How Matariki guides landscape design - People NZ
How Matariki guides landscape design

How Matariki guides landscape design

As Aotearoa gathers to celebrate Matariki 2022, we take a look at what this means for landscape architecture and how the Maramataka – the Māori lunar calendar – can be woven into your landscaping plan.

Words by ArchiPro Editorial Team

A special occasion in the New Zealand calendar, Matariki marks the start of the Māori New Year – signified by the Matariki cluster of stars reappearing in the night sky. It's a time of remembrance, celebrating the present, and looking to the future.

Traditionally, the Māori lunar calendar guided hunting, planting and harvesting and today can be used by us in the same way. So, if you're planning on landscaping your outdoor space, here are some ways you can integrate knowledge about the phases of the moon into your plan. 

The Matariki star cluster

Consisting of approximately 500 stars, six or seven stars of the Matariki cluster can be seen with the naked eye from early June before sunrise. In the mid-winter sky, it can be found northwards of the three stars of Tautoru (Orion’s belt).
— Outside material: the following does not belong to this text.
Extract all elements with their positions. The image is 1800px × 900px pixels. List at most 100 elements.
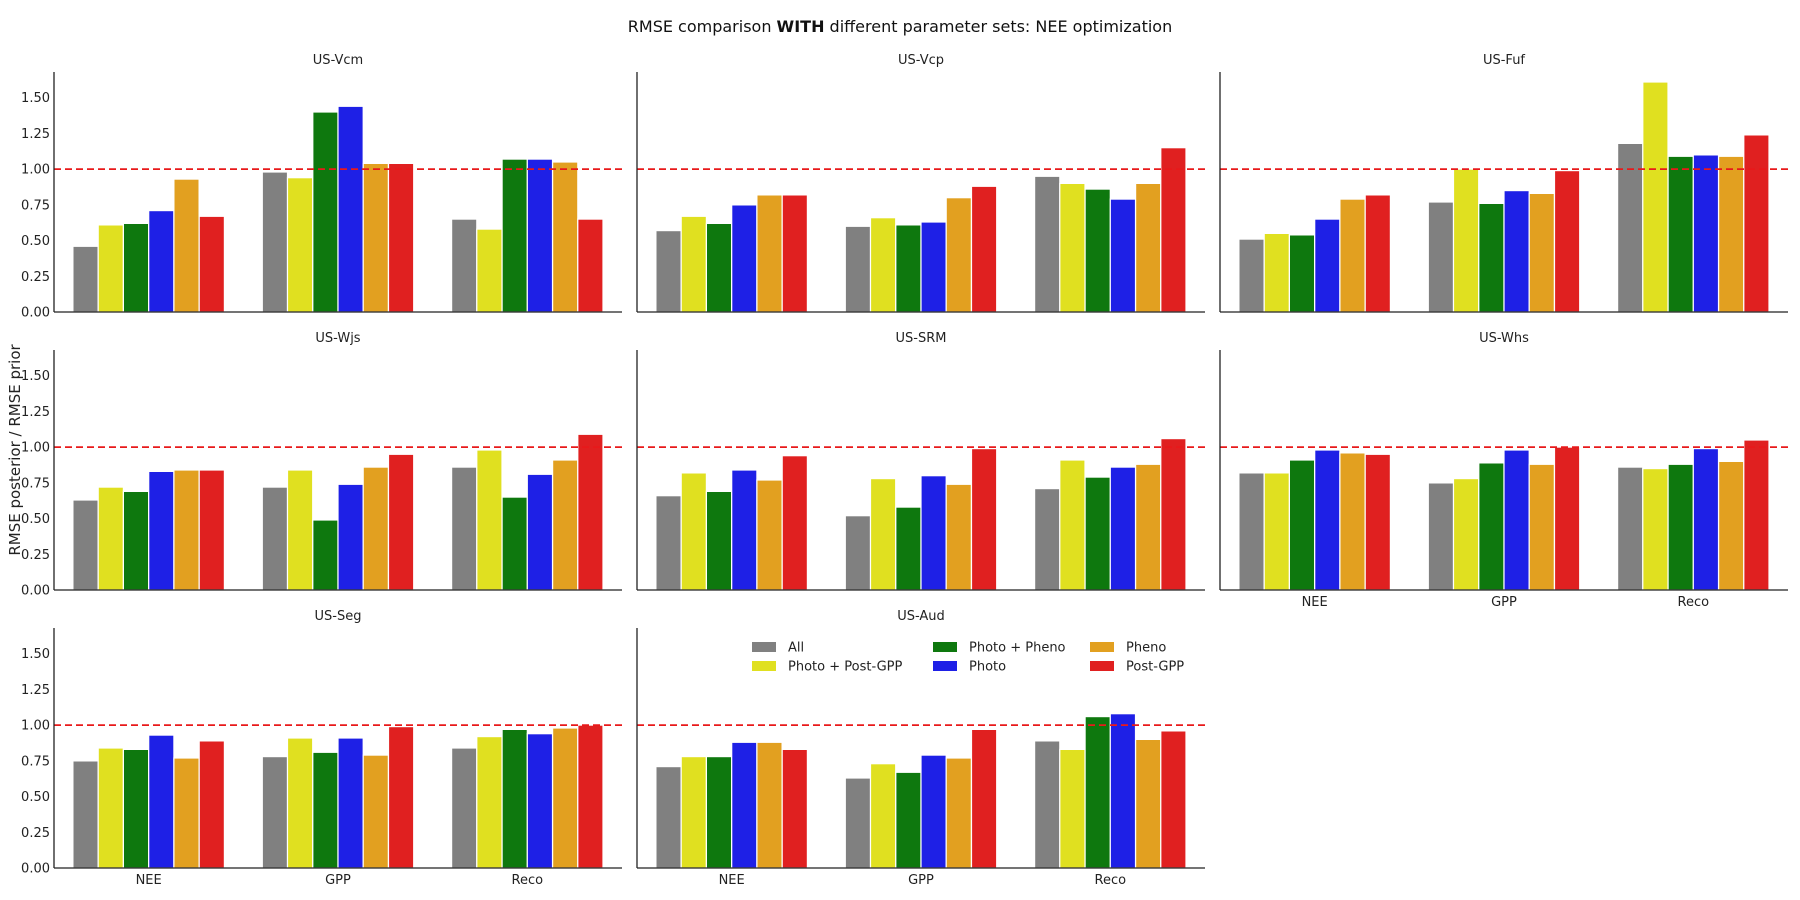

The reappearance of this star cluster signals the start of the Māori New Year – but not all iwi celebrate at the same time. Some festivities commence on the first full moon after the cluster rises, while others begin with the following new moon.

“Those in the far north and deep south welcome and celebrate the appearance of another star, Puanga or Puaka (Rigel) at this time of the year,” explains Liliana Clarke, researcher and associate investigator for the Society of Māori Astronomy Research and Traditions (SMART) Trust. “Some mark the New Year at Whiro (new moon) following the appearance of these stars; others use the Tangaroa phases.”
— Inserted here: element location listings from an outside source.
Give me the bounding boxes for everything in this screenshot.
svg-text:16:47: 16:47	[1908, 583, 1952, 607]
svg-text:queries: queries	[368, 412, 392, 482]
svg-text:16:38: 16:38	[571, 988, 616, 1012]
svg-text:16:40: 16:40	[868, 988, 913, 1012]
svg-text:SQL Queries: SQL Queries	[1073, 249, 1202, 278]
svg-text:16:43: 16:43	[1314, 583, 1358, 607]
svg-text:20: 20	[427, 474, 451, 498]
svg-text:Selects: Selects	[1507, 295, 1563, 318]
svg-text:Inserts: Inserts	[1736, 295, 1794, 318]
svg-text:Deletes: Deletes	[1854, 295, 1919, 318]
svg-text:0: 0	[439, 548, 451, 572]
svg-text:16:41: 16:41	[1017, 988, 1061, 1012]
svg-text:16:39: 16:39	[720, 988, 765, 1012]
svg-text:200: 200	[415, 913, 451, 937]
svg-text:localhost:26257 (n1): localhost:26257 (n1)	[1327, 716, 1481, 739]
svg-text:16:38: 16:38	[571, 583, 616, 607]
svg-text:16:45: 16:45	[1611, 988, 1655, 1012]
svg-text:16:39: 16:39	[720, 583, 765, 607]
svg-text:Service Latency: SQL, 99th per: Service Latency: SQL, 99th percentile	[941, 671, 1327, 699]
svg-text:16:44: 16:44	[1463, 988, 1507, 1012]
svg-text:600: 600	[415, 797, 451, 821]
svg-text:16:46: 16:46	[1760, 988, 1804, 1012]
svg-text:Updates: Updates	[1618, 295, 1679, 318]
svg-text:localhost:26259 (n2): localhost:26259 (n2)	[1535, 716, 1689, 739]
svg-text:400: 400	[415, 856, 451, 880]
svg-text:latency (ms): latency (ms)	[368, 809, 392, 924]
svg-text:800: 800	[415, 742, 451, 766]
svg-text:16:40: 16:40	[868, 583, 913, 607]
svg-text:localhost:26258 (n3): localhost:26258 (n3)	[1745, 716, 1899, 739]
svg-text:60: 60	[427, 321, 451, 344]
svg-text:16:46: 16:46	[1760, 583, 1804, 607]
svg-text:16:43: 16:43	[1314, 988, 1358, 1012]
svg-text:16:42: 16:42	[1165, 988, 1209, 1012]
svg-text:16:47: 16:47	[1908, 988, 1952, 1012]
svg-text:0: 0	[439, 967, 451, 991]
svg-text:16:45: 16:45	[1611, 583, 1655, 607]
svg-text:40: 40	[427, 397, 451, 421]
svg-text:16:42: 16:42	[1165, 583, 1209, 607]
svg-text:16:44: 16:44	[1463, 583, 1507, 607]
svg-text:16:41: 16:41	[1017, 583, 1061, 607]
In a webinar held by the New Zealand Institute of Landscape Architects (NZILA) presented by Liliana earlier this month, she shared that as well as the stars, it is also important to look at Maramataka – the different phases of the lunar cycle, which consists of 30 moon nights, or 29.5 days.

“This happens every lunar month and this is the same with the seasons; we have Maramataka within these seasons,” says Liliana. In terns of landscaping, each phase of Maramataka dictates what should be done or shouldn't be planted. “We use the stars of Maramataka to do certain activities, certain mahi within the daily planning of life. We use the Maramataka as a daily planner.”

Each phase of the moon has meaning attached to it, and dictates certain activities, such as planting vegetables.

Phases of the moon that tell us when to plant

According to Pauline Harris, chairperson of the board at the Society of Māori Astronomy Research and Traditions (SMART) Trust, “the lunar component of the Maramataka recognises the different phases of the moon, with each moon phase named with multiple references to such things as agricultural, environmental and ecological information for each phase.”

Whiro is the phase of the new moon, says Liliana. "Within Whiro, which is red, there's certain activities [for example], it's not a very good time to be planting."

That is because during this moon phase, there are a lot of insects around.

"This isn't a time to plant. This is also a time to stay at home and gather your thoughts."

In the moon phase Tamatea Kai Ariki, it's not the best time to be out and about. "We've just gone through Tamatea Kai Ariki and we've had lightning, thunderstorms, we've had mini tornadoes and swell up in the moana. This is the best time to stay inside."

Rakaunui is the full moon, and this is the best time to plant.

"Because it's the highest time at the water table, it's the best time to grow your kumara, your potatoes; it's the best time to be planting."

Tangaroa a roto is the moon phase when we will celebrate Matariki this year.

To know the best time to plant, it’s important to understand that different Māori lunar calendars are used across the country.

And as Dr Nick Roskruge explains, our personal connection to whenua is also important: “The Maramataka is both a general knowledge system which we all can draw from, and a personal knowledge system to which we all add our personal observations, experiences and learnings.”

What is Matariki?

What does this mean when designing a landscape project?

Of course, as well as adhering to the phases of the moon when planting, there are times for different parts of the country when it’s best to grow certain plants. As Dr Diane Menzies says, Matariki is place-based, and this is important for landscape architecture.

“That’s what we deal in, our place and our whenua, and that’s what Matariki is also about. This is a good opportunity to bring our profession together, and it’s also a time to review and remember and plan for the coming year – that’s something that we as a profession also need to do.

“Aotearoa is a special place, it’s also about being respectful to the land.”